We investigated the effect of sulfhydryl and
disulfide reagents on ischemic preconditioning and on sarcoplasmic reticulum Ca2+ release. Isolated working rat hearts were subjected to ischemic preconditioning (three 3-minute periods of global
ischemia) or to control aerobic perfusion, which was followed by 30 minutes of global
ischemia and 120 minutes of retrograde reperfusion.

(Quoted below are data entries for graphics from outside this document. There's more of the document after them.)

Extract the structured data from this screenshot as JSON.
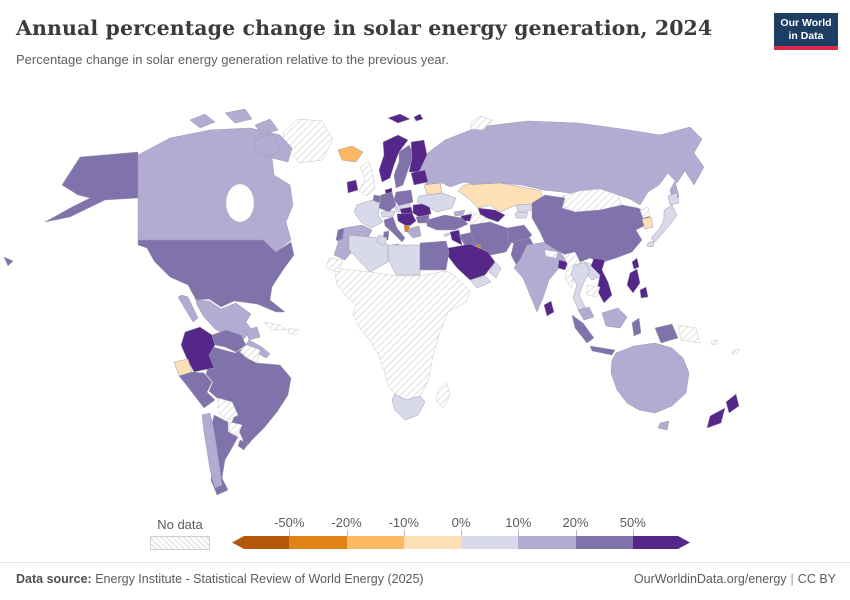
{
  "header": {
    "title": "Annual percentage change in solar energy generation, 2024",
    "subtitle": "Percentage change in solar energy generation relative to the previous year.",
    "logo": {
      "line1": "Our World",
      "line2": "in Data",
      "bg_color": "#1d3d63",
      "accent_color": "#e0294a"
    }
  },
  "legend": {
    "no_data_label": "No data",
    "ticks": [
      "-50%",
      "-20%",
      "-10%",
      "0%",
      "10%",
      "20%",
      "50%"
    ],
    "bin_labels": [
      "less than -50%",
      "-50% to -20%",
      "-20% to -10%",
      "-10% to 0%",
      "0% to 10%",
      "10% to 20%",
      "20% to 50%",
      "more than 50%"
    ],
    "colors": [
      "#b35806",
      "#e08214",
      "#fdb863",
      "#fee0b6",
      "#d8daeb",
      "#b2abd2",
      "#8073ac",
      "#542788"
    ]
  },
  "footer": {
    "source_label": "Data source:",
    "source_text": " Energy Institute - Statistical Review of World Energy (2025)",
    "link_text": "OurWorldinData.org/energy",
    "separator": "|",
    "license_text": "CC BY"
  },
  "chart_data": {
    "type": "choropleth-world-map",
    "title": "Annual percentage change in solar energy generation, 2024",
    "unit": "%",
    "no_data_style": "hatched",
    "bin_edges": [
      "-50%",
      "-20%",
      "-10%",
      "0%",
      "10%",
      "20%",
      "50%"
    ],
    "note": "bin is an index into legend.colors; null = no data",
    "regions": {
      "united-states": 6,
      "hawaii": 6,
      "canada": 5,
      "canada-arctic-islands": 5,
      "greenland": null,
      "mexico": 5,
      "central-america": 5,
      "cuba": null,
      "hispaniola": null,
      "colombia": 7,
      "venezuela": 6,
      "guyanas": null,
      "ecuador": 3,
      "peru": 6,
      "brazil": 6,
      "bolivia": null,
      "paraguay": null,
      "chile": 5,
      "argentina": 6,
      "uruguay": 6,
      "iceland": 2,
      "united-kingdom": null,
      "ireland": 7,
      "norway": 7,
      "sweden": 6,
      "finland": 7,
      "denmark": 7,
      "svalbard": 7,
      "france": 4,
      "spain": 5,
      "portugal": 6,
      "germany": 6,
      "benelux": 6,
      "poland": 6,
      "czechia-slovakia": 4,
      "austria-switzerland": 4,
      "italy": 6,
      "hungary": 7,
      "balkans": 7,
      "albania": 1,
      "greece": 5,
      "romania": 7,
      "bulgaria": 6,
      "baltics": 7,
      "belarus": 3,
      "ukraine": 4,
      "russia": 5,
      "novaya-zemlya": null,
      "kazakhstan": 3,
      "uzbekistan": 7,
      "turkmenistan": null,
      "kyrgyzstan": 4,
      "tajikistan": 4,
      "georgia": 5,
      "azerbaijan": 7,
      "turkey": 6,
      "cyprus": 4,
      "levant": 7,
      "iraq": 6,
      "kuwait": 1,
      "saudi-arabia": 7,
      "yemen": 4,
      "oman": 4,
      "iran": 6,
      "afghanistan": 6,
      "pakistan": 6,
      "india": 5,
      "nepal": null,
      "bangladesh": 7,
      "sri-lanka": 7,
      "egypt": 6,
      "libya": 4,
      "tunisia": 4,
      "algeria": 4,
      "morocco": 5,
      "western-sahara": null,
      "sub-saharan-africa": null,
      "south-africa": 4,
      "madagascar": null,
      "china": 6,
      "mongolia": null,
      "north-korea": null,
      "south-korea": 3,
      "japan": 4,
      "taiwan": 7,
      "myanmar": null,
      "thailand": 4,
      "laos": 4,
      "vietnam": 7,
      "cambodia": null,
      "malaysia": 5,
      "borneo": 5,
      "indonesia": 6,
      "philippines": 7,
      "west-papua": 6,
      "papua-new-guinea": null,
      "pacific-islands": null,
      "australia": 5,
      "tasmania": 5,
      "new-zealand": 7
    }
  }
}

Necrosis was evaluated on the basis of
lactate dehydrogenase release and
triphenyltetrazolium chloride staining. In parallel experiments, sarcoplasmic reticulum Ca2+ release and [3H]-
ryanodine binding were determined before the sustained
ischemia. Ischemic preconditioning was associated with protection versus ischemic injury, decreased Ca2+ release and reduced [3H]-
ryanodine binding. The
disulfide reducing agent dithiothreitol (1 mmol/L) removed the protection provided by ischemic preconditioning, if added to the perfusion
buffer either before or after the preconditioning procedure. In preconditioned hearts,
dithiothreitol increased sarcoplasmic reticulum Ca2+ release and
ryanodine binding, whereas in control hearts it had no effect on either tissue injury or sarcoplasmic reticulum function. Perfusion of control hearts with the sulfhydryl blocking agents
4,4'-dithiodipyridine (25 micromol/L) and
N-ethylmaleimide (16 micromol/L) increased the resistance to
ischemia and reduced sarcoplasmic reticulum Ca2+ release and [3H]-
ryanodine binding. These effects were not additive with those induced by preconditioning. Sulfhydryl and
disulfide reagents produced similar effects on Ca2+ release and [3H]-
ryanodine binding if added in vitro to preparations obtained from control and preconditioned hearts. We conclude that ischemic preconditioning is associated with the oxidation of sulfhydryl groups involved in the modulation of sarcoplasmic reticulum Ca2+ release.